Emerging Trends in Image and Video Analysis
- Multimodal Integration: Combining image/video analysis with other modalities (text, audio) for a more holistic understanding of content.
- 3D Scene Generation: Generating 3D models and environments from images and videos.
- Real-time Analysis: Performing image and video analysis in real-time for applications like augmented reality and live video processing.
Glossary
Google's Machine Learning Glossary
NVIDIA's Data Science Glossary
Agentic AI: uses sophisticated reasoning and iterative planning to autonomously solve complex, multi-step problems.
Anthropic:
A research organization emphasizing AI safety and governance. Known for Claude, a large language model (LLM) with advanced reasoning and robust safety features.
ChatGPT:
OpenAI’s general-purpose LLM, renowned for its conversational strengths, versatility, and ability to adapt to varied tasks through effective prompt engineering.
Claude:
Anthropic’s LLM, recognized for its interpretability, strong reasoning capabilities, and rigorous safety considerations.
Copilot (GitHub, Microsoft):
An AI-driven developer assistant offering code suggestions, debugging support, and efficiency improvements, leveraging generative AI to boost productivity.
Embeddings:
Numerical vector representations of data (e.g., text, images, audio) that capture semantic meaning and relationships. Useful for search, clustering, recommendation, and more.
Foundation Models:
Large-scale deep learning models (e.g., LLMs, vision models, multimodal models) trained on massive datasets.
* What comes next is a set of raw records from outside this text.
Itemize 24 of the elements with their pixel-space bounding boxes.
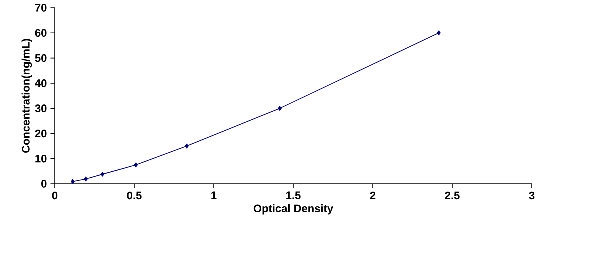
y-axis-title: Concentration(ng/mL) [22,39,32,153]
y-tick-label: 50 [35,54,47,62]
point [278,106,282,111]
y-tick-label: 30 [35,104,47,112]
x-tick-label: 1.5 [286,192,301,200]
x-tick-label: 1 [212,192,217,200]
x-tick-label: 0.5 [127,192,142,200]
x-tick-label: 2 [370,192,376,200]
x-tick-label: 0 [52,192,58,200]
y-tick-label: 60 [35,29,47,38]
point [84,176,88,182]
point [100,172,105,177]
x-tick-label: 3 [529,192,535,200]
x-axis-title: Optical Density [254,204,334,215]
y-tick-label: 40 [35,80,47,88]
y-tick-label: 0 [42,180,47,188]
y-tick-label: 20 [35,130,47,138]
point [437,30,441,36]
point [71,179,75,184]
y-tick-label: 10 [36,154,47,163]
point [185,144,189,149]
y-tick-label: 70 [35,4,47,12]
x-tick-label: 2.5 [445,192,460,200]
point [134,162,138,168]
They serve as a base or "foundation" for a wide range of downstream tasks, enabling transfer learning and rapid adaptation.
Gemini:
Google’s family of multimodal foundation models, capable of understanding and generating text, images, and other data types, reflecting Google’s advancements in AI research.
GitHub:
A leading platform for version control and software collaboration. Now integrated with AI tools like GitHub Copilot for enhanced code development workflows.
HuggingFace:
A hub and community for open-source AI models, datasets, and applications. Widely used in the natural language processing (NLP) community for model sharing and development.
Large Language Models (LLMs):
A subset of foundation models trained on extensive text corpora, enabling them to generate human-like text, summarize information, reason about topics, and perform a variety of NLP tasks. Examples include GPT, Claude, and Gemini.
Parameters:
The trainable values within a neural network, updated during the training process to minimize loss and define the model’s learned behavior.
Prompt Engineering:
The practice of crafting, refining, and optimizing instructions (prompts) given to AI models in order to guide their outputs toward desired results.
Stable Diffusion:
A family of open-source latent-diffusion-based models used for generating high-quality images from text or other forms of input (e.g., sketches).
Token:
A fundamental unit of text—often a word, subword, or character—that LLMs process when understanding or generating language.
Weights:
Numerical parameters within a neural network that determine the strength of connections between neurons or nodes.
Zero-shot Learning:
The capability of an AI model to perform tasks it has never been explicitly trained on, often made possible by large-scale pretraining on diverse datasets.